Sunday, March 16, 2008

Chapter: 6

HOPE IS A GOOD THING
25th October 2003


You must be wondering why I am so obsessed with hope. I mean it’s perfectly alright if you wish for something but if your wish doesn’t come true, how long can you hold on to it. Isn’t it easier to just let go? I mean all we are doing then is Hoping against hope. You know deep inside your mind that your wish will now never come true but still there is a part inside your heart which tells you that you shouldn’t let go of your desires, wishes, and hopes. I read somewhere that a human can last for thirty days without food, few days without water, few minutes without oxygen but only a few seconds without hope. Then why should I lose hope, why should I lose my purpose, lose the ideals upon which I have based my life, why should I abandon them?

So after the day she was gone I thanked god because it could have been worse; Only because I kept on hoping all these years was I blessed with such a special friend and now even if she is gone, I cannot forget what she taught me, I cannot forget the days she was with me. Imagine if she wouldn’t have even come at all in my life. And more importantly she believes in me, she knows I didn’t do anything wrong, so why should I be sad? Why should I think she is gone for eternity, why my friend then shouldn’t I hope that she will be back one day.

And as I said before hope never dies, she did come back. Things weren’t normal as before but yes they became a lot better. We started mailing to each other; she used to tell me about her whole day, about her studies, her friends. She was supposed to go to a Boarding School and this would be the first time when she would be out of her home. So she definitely was nervous about the kids there, how she would be able to adjust but I always was there to ease her worries. I was also nervous as hell because she is such a sweet, little, innocent girl, and you guys know about Boarding School. The kids there, are really smart and manipulative, it’s definitely tough to survive in there. But in a way, I was also happy for her, because I didn’t want that she should be in her comfort zone always for rest of her life, someday she had to come out of the cocoon. Although you mite feel, I am losing my mind here, as I always was in favor of innocence and protecting the kids in a cocoon so that they are away from this phony world but I have come to realize this important point the hard way and you also have to understand that you won’t be there with your loved ones always, sometimes they will be all alone and then they should be in a position to deal with all this. I am not saying she should become just like them but of course she should be able to handle them without getting hurt.

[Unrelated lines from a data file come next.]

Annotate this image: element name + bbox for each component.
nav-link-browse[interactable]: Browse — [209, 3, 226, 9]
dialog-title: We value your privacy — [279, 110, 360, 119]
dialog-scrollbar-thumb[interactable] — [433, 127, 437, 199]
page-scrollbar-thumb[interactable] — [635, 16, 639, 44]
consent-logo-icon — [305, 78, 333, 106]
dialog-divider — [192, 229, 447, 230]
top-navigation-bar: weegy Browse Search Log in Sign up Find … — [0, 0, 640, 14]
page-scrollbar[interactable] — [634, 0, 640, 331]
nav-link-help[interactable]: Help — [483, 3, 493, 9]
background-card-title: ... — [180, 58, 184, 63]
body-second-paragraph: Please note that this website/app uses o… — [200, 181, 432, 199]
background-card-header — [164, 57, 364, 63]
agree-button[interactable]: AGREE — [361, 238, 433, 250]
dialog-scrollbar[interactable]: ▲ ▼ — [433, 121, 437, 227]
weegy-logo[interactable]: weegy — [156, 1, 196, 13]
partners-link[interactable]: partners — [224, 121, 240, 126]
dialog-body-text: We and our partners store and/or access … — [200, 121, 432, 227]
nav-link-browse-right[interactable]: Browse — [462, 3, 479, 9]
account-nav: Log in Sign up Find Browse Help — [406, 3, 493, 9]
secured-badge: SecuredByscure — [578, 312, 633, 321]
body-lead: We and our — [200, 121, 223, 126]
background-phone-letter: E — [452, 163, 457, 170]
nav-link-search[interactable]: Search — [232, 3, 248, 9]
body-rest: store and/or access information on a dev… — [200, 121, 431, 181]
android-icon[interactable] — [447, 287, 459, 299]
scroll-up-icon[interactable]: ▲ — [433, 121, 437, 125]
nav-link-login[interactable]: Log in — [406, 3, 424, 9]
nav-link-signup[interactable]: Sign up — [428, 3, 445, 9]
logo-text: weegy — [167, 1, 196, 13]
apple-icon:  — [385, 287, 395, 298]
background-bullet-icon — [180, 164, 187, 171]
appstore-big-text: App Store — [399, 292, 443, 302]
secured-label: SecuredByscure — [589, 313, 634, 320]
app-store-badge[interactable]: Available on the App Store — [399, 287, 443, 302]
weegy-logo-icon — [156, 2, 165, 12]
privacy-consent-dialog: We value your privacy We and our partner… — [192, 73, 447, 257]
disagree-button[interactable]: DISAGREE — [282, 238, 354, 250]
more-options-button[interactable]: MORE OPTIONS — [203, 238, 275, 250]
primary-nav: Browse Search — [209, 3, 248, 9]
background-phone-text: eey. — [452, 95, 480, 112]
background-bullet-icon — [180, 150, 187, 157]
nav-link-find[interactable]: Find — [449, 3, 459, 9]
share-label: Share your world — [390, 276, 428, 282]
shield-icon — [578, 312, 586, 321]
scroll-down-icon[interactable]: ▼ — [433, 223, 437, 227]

She used to write weekly from her school and I used to really wait for that mail. I always hoped that everything was fine with her. Oh yeah, I did forget to mention she used to get ill very often. Don’t know why but maybe because she used to take things directly to her heart. She definitely was alone there; I mean it’s pretty hard to find people like you if you happen to be a good person like her. I encouraged her to make new friends there so that she wasn’t all alone. But you could gauge from her letters that she was finding it tough to adjust in new surroundings. I could only pray and motivate her to see silver lining in the dark clouds and keep believing in herself and God. She used to believe in Angels, she told me they are her only hope, and after meeting Anie I too started believing in them and I prayed each night to God and Angels to take care of my friend, my angel.